Inscrits dans la veine des récits de la grève, deux ouvrages publiés à l’automne 2013 retiennent l’attention. Le premier, Tenir tête, analyse la lutte du point de vue d’un de ses principaux protagonistes, le leader étudiant Gabriel Nadeau-Dubois. Le second, Les femmes changent la lutte, est un ouvrage collectif qui rassemble des contributions sur l’implication des femmes dans la grève. Ces mises en perspective sont des balises indispensables pour mieux comprendre le mouvement des «carrés rouges». Mais elles offrent également un aperçu de la combativité politique d’une nouvelle génération militante. Des points de vue d’autant plus intéressants à lire, alors que la politique d’austérité menée actuellement au Québec suscite une colère grandissante. […]
L’analyse de Camille Tremblay-Fournier est également une critique sévère du milieu étudiant. L’auteure cible en particulier la division du travail militant, et les «mécanismes informels» qui la reproduisent, lors des AG, dans les prises de parole, mais aussi dans la répartition des tâches quotidiennes.
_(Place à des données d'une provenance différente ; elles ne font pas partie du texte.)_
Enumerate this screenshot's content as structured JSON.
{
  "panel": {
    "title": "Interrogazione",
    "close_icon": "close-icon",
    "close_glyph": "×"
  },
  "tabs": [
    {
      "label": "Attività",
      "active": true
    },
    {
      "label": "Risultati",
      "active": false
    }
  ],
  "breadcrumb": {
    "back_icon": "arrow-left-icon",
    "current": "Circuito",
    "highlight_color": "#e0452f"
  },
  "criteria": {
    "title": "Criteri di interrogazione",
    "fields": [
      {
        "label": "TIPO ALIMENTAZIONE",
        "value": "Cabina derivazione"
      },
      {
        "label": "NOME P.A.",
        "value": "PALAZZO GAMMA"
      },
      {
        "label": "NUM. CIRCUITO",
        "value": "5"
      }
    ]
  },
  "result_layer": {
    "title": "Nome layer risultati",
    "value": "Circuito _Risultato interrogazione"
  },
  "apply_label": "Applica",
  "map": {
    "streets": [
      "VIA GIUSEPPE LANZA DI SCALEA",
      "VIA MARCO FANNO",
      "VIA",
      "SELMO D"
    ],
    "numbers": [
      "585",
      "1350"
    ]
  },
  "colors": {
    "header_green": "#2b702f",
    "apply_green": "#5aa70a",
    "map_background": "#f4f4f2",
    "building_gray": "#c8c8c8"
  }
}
Elle procède à un examen critique particulièrement intéressant des métaphores familiales et patriarcales dans les discours militants: ainsi, lors d’une interview, un leader étudiant demande au premier ministre de se comporter «en bon père de famille». Mais plus largement, la solidarité au sein du mouvement se vit souvent comme un rapport d’appartenance familiale, qui place les féministes dans une posture de désolidarisation lorsqu’elles remettent en cause l’ordre militant.
Camille Tremblay-Fournier reproche à la CLASSE sa non prise en considération de ces différentes questions. L’auteure met aussi directement en cause le silence du mouvement étudiant par rapport aux violences sexuelles perpétrées au cours de la grève. Enfin, elle questionne plus largement le «nous» des acteurs de la grève, qui s’appuie trop souvent sur l’exclusion des femmes, des non-blancs et des non-francophones. Le texte s’achève sur une critique judicieuse de la reproduction des formes de domination entre les femmes elles-mêmes, lorsque certaines sont dans les sphères de pouvoir. Sa conclusion résonne comme un écho dissonant du livre de G. Nadeau-Dubois: «Difficile de dire clairement ce qu’il reste de cette grève. L’héritage qu’elle laisse dans nos vies varie fortement selon nos positions sociales» (p. 88). […]
Les deux ouvrages évoqués ici donnent un aperçu de ce qu’a été la grève du printemps 2012. On y lit l’enthousiasme, l’inventivité militante, mais aussi les tensions et les contradictions d’un mouvement social. Les enseignements de cette expérience québécoise dépassent largement les frontières de ce pays. L’ampleur de la grève, son assise démocratique, mais aussi la gestion de la violence policière ou les solidarités féministes sont autant d’exemples de la créativité du mouvement.